Rund 60 Bürger kamen zum SuedLink-Infomarkt ins Karlstadter Rathaus, mit dem der Netzbetreiber Tennet über den aktuellen Planungsstand informierte. Laut Thomas Wagner, Referent für Öffentlichkeitsbeteiligung bei SuedLink, liegt diese Beteiligung im Rahmen. Die Infomärkte sind sei Mitte März entlang der möglichen Trassen unterwegs.

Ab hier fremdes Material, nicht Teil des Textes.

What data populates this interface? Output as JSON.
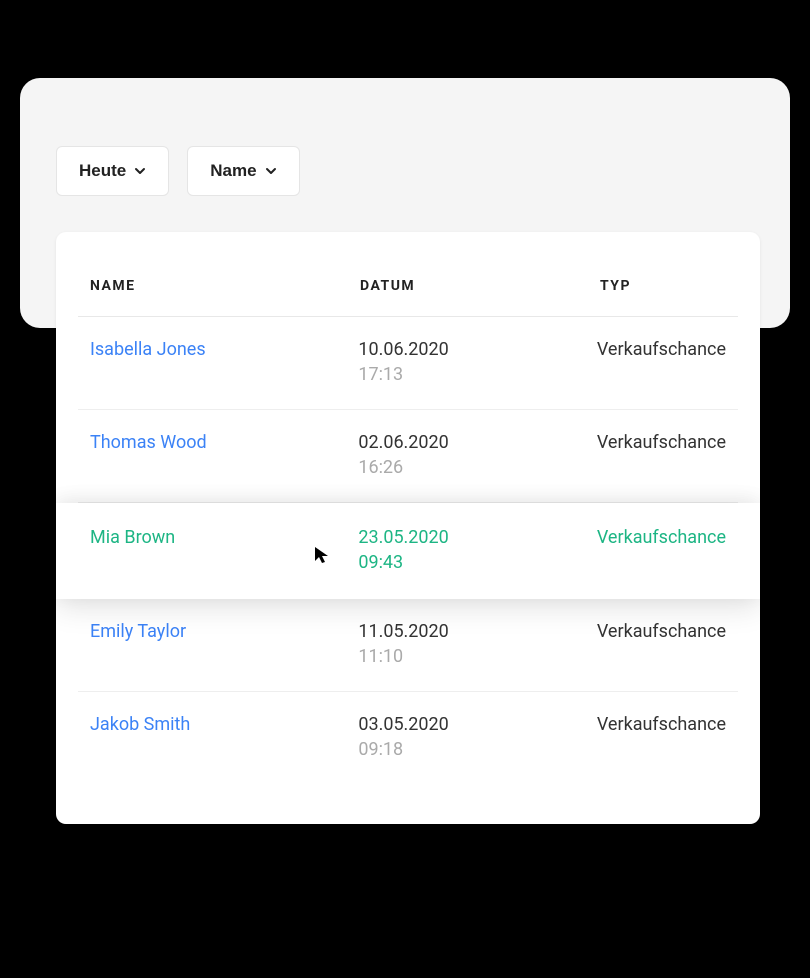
{
  "filters": {
    "date_label": "Heute",
    "sort_label": "Name"
  },
  "columns": {
    "name": "NAME",
    "date": "DATUM",
    "type": "TYP"
  },
  "rows": [
    {
      "name": "Isabella  Jones",
      "date": "10.06.2020",
      "time": "17:13",
      "type": "Verkaufschance",
      "highlighted": false
    },
    {
      "name": "Thomas  Wood",
      "date": "02.06.2020",
      "time": "16:26",
      "type": "Verkaufschance",
      "highlighted": false
    },
    {
      "name": "Mia  Brown",
      "date": "23.05.2020",
      "time": "09:43",
      "type": "Verkaufschance",
      "highlighted": true
    },
    {
      "name": "Emily  Taylor",
      "date": "11.05.2020",
      "time": "11:10",
      "type": "Verkaufschance",
      "highlighted": false
    },
    {
      "name": "Jakob Smith",
      "date": "03.05.2020",
      "time": "09:18",
      "type": "Verkaufschance",
      "highlighted": false
    }
  ]
}
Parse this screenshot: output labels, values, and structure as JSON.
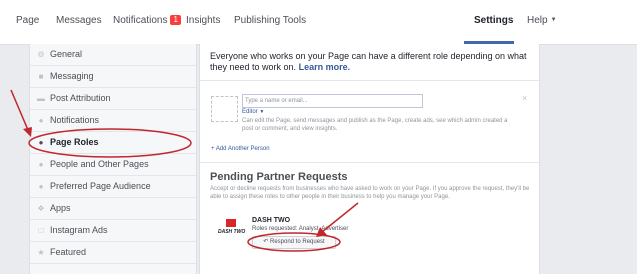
{
  "topnav": {
    "page": "Page",
    "messages": "Messages",
    "notifications": "Notifications",
    "notifications_count": "1",
    "insights": "Insights",
    "publishing_tools": "Publishing Tools",
    "settings": "Settings",
    "help": "Help"
  },
  "sidebar": {
    "items": [
      {
        "label": "General",
        "icon": "gear-icon"
      },
      {
        "label": "Messaging",
        "icon": "speech-bubble-icon"
      },
      {
        "label": "Post Attribution",
        "icon": "flag-icon"
      },
      {
        "label": "Notifications",
        "icon": "globe-icon"
      },
      {
        "label": "Page Roles",
        "icon": "person-icon"
      },
      {
        "label": "People and Other Pages",
        "icon": "people-icon"
      },
      {
        "label": "Preferred Page Audience",
        "icon": "people-icon"
      },
      {
        "label": "Apps",
        "icon": "apps-icon"
      },
      {
        "label": "Instagram Ads",
        "icon": "instagram-icon"
      },
      {
        "label": "Featured",
        "icon": "star-icon"
      }
    ],
    "active_label": "Page Roles"
  },
  "main": {
    "intro_text": "Everyone who works on your Page can have a different role depending on what they need to work on.",
    "learn_more": "Learn more.",
    "name_placeholder": "Type a name or email...",
    "role_select": "Editor",
    "role_description": "Can edit the Page, send messages and publish as the Page, create ads, see which admin created a post or comment, and view insights.",
    "close": "×",
    "add_person": "+ Add Another Person",
    "pending_title": "Pending Partner Requests",
    "pending_description": "Accept or decline requests from businesses who have asked to work on your Page. If you approve the request, they'll be able to assign these roles to other people in their business to help you manage your Page.",
    "partner_name": "DASH TWO",
    "partner_logo_text": "DASH TWO",
    "partner_roles": "Roles requested: Analyst, Advertiser",
    "respond_button": "Respond to Request"
  },
  "colors": {
    "accent": "#4267b2",
    "link": "#365899",
    "annotation": "#c0272d"
  }
}
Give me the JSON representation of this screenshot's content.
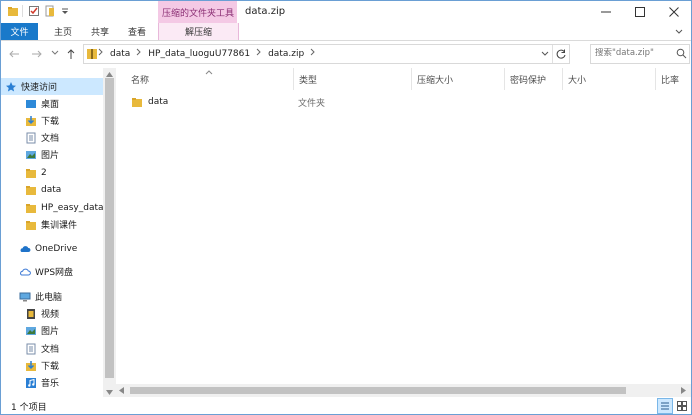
{
  "window": {
    "title": "data.zip"
  },
  "quick_access_toolbar": {
    "icons": [
      "folder-icon",
      "properties-icon",
      "new-folder-icon",
      "customize-arrow-icon"
    ]
  },
  "context_tab": {
    "label": "压缩的文件夹工具",
    "sub_label": "解压缩",
    "color": "#8a2d73",
    "bg": "#f4c9e5"
  },
  "ribbon": {
    "tabs": [
      "文件",
      "主页",
      "共享",
      "查看"
    ],
    "file_color": "#1979ca"
  },
  "address": {
    "crumbs": [
      "data",
      "HP_data_luoguU77861",
      "data.zip"
    ],
    "search_placeholder": "搜索\"data.zip\""
  },
  "nav": {
    "quick_access": "快速访问",
    "pinned": [
      {
        "label": "桌面",
        "icon": "desktop-icon"
      },
      {
        "label": "下载",
        "icon": "download-icon"
      },
      {
        "label": "文档",
        "icon": "documents-icon"
      },
      {
        "label": "图片",
        "icon": "pictures-icon"
      }
    ],
    "folders": [
      "2",
      "data",
      "HP_easy_data_l",
      "集训课件"
    ],
    "onedrive": "OneDrive",
    "wps": "WPS网盘",
    "this_pc": "此电脑",
    "pc_items": [
      {
        "label": "视频",
        "icon": "videos-icon"
      },
      {
        "label": "图片",
        "icon": "pictures-icon"
      },
      {
        "label": "文档",
        "icon": "documents-icon"
      },
      {
        "label": "下载",
        "icon": "download-icon"
      },
      {
        "label": "音乐",
        "icon": "music-icon"
      }
    ]
  },
  "columns": [
    "名称",
    "类型",
    "压缩大小",
    "密码保护",
    "大小",
    "比率"
  ],
  "files": [
    {
      "name": "data",
      "type": "文件夹"
    }
  ],
  "status": {
    "count": "1 个项目"
  }
}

SuedLink sind zwei überregionale Stromleitungen, die von Wilster bei Hamburg bis Grafenrheinfeld und von Brunsbüttel bis Großgartach in Baden-Württemberg in Hochspannungs-Gleichstromtechnik gebaut werden sollen.
Seit sie nicht mehr als Freileitung an über 70 Meter hohen Masten, sondern als Erdleitung in 1,6 Meter Tiefe realisiert werden sollen, ist der Protest entlang der möglichen Trassen leiser geworden. Die meisten Besucher der Infomärkte sind laut Thomas Wagner vorab gut informiert; im Internet sind die möglichen Korridore und die Planungsunterlagen dazu frei zugänglich.
Breite Korridore
Mit einem Kilometer sind die Planungskorridore 30-mal breiter als die späteren Leitungstrassen mit etwa 30 Meter – wenn die beiden Stromleitungen nebeneinander geführt werden. Auch die Technik dahinter interessierte die Besucher. Gleichstromtechnik bedeutet zwei Leiter (Plus und Minus) für einen Stromkreis. Für jede der beiden Stromleitungen sind zwei Stromkreise nötig, um jeweils bis zu zwei Gigawatt Leitung übertragen zu können.
Die jeweiligen Kabel haben 14 Zentimeter Außendurchmesser und sind mit einem Leiter aus Kupfer geplant. Am Anfang und Ende sind Konverter nötig, die Dreh- in Gleichstrom wandeln – nicht mit Motoren und Generatoren, sondern per Leistungselektronik. In der Region betrifft das Grafenrheinfeld.
Höherer Wirkungsgrad
Für Tennet ist die Technik bei Überseeleitungen bewährt. Vorteil der Gleichstromtechnik sei der bessere Wirkungsgrad: Etwa ein Prozent im Konverter und eine halbes Prozent entlang der Leitung. Letzteres sind 60 Watt je Meter bei Volllast.
Die Landwirte haben Bedenken wegen der zu erwartenden Erwärmung des Erdbodens und der durch die Erdarbeiten entstehenden Störung der Kapillarwirkung (Feuchtigkeitstransport). Ackerbau soll auf den künftigen Trassen möglich sein, Wald und Weinbau wegen der tiefreichenden Wurzeln aber nicht.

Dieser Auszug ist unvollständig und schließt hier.